Whether it’s a person, a business or a town government, the phrase “it’s not what you make, it’s what you spend” must always be considered at budget time, and all year. Just because local government can spend money on something it wants doesn’t mean it has to spend that money. Needs should always come before wants when it comes to spending local taxpayer dollars.


Our concern is that the council may be lulled into a false sense of security because of rising revenues and lower debt and miss the dangers of spending on unnecessary items or personnel. Council members need to be vigilant and make sure that new truck or employee that is being paid for today doesn’t become a burden to taxpayers later.


During the council meeting, we noted two separate statements by members of council. The first was by Mayor Stephen DiDonato, who is running this year as a member of Hammonton First.


“Basically, what we have is a zero increase to the taxpayers. We have, over the next year, we’re going to build the police force to 34 members. We have additional patrol cars for the police and their equipment. There is money for a new phone system for town hall,” DiDonato said.


The second statement was made during the meeting by Councilman Sam Rodio, who is also a member of Hammonton First. He is not running for reelection this year. He made his views on the council’s spending—particularly regarding infrastructure projects outlined during the meeting that included more than $200,000 in fees to town engineer Adams, Rehmann and Heggan in a single meeting—clear.

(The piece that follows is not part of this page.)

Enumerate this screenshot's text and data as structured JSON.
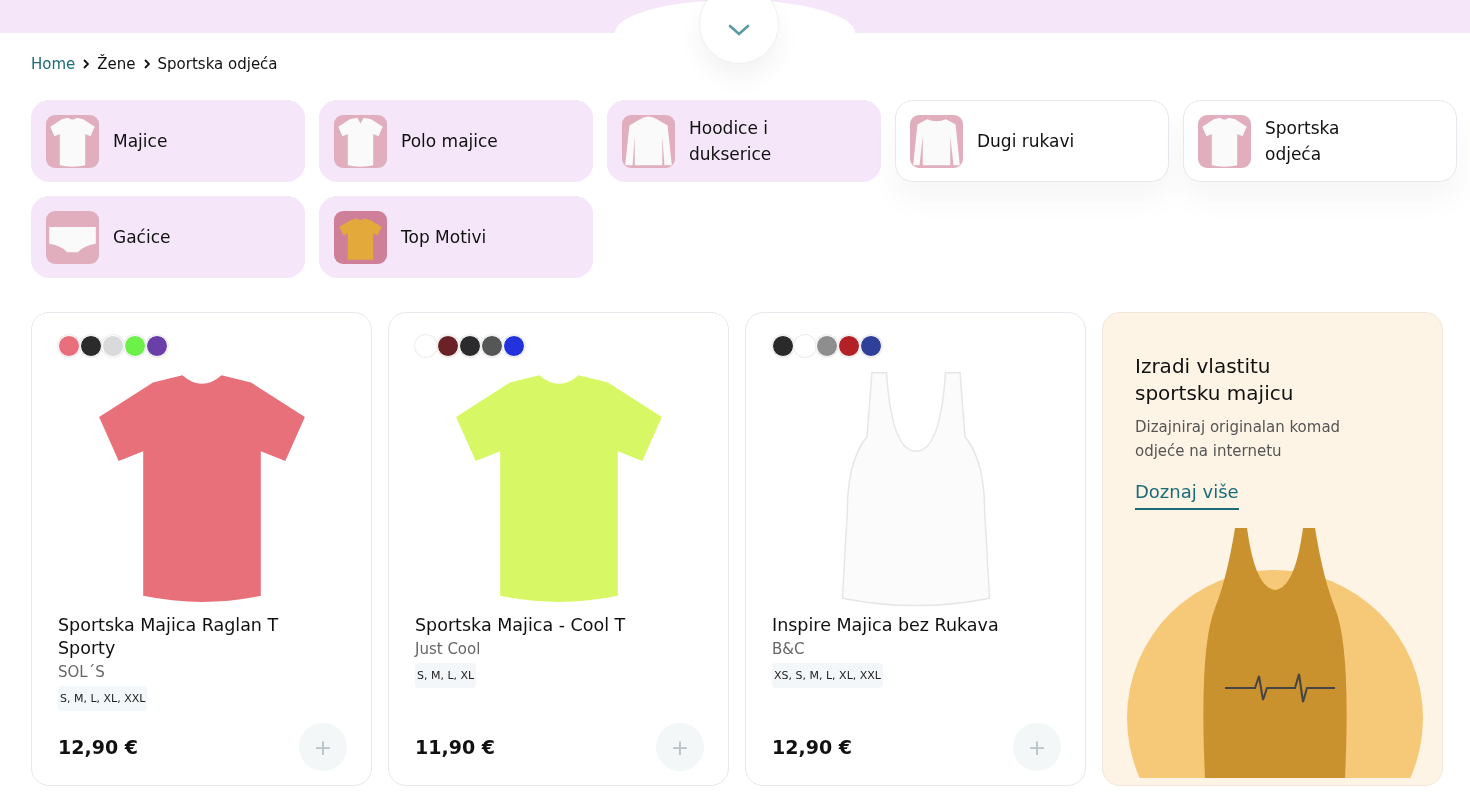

“For months, because of COVID, we didn’t spend many dollars, but we talked about this, month after month, in different committee meetings. We want to move forward now. Yeah, we’re spending a lot of money here tonight, but if you look back at a lot of council meetings, there were a lot of nights where I know I didn’t have any action items, and there were a lot of different ones, I’m sure, where Steven [Furgione] didn’t either. One thing I will tell you: if we spend dollars for the town, we’re going to spend them as wisely as we can,” Rodio said.


Watch that spending, town council. The tax increase may be zero in this election year for the mayor, but we’re concerned about the tax impact on the years following 2021.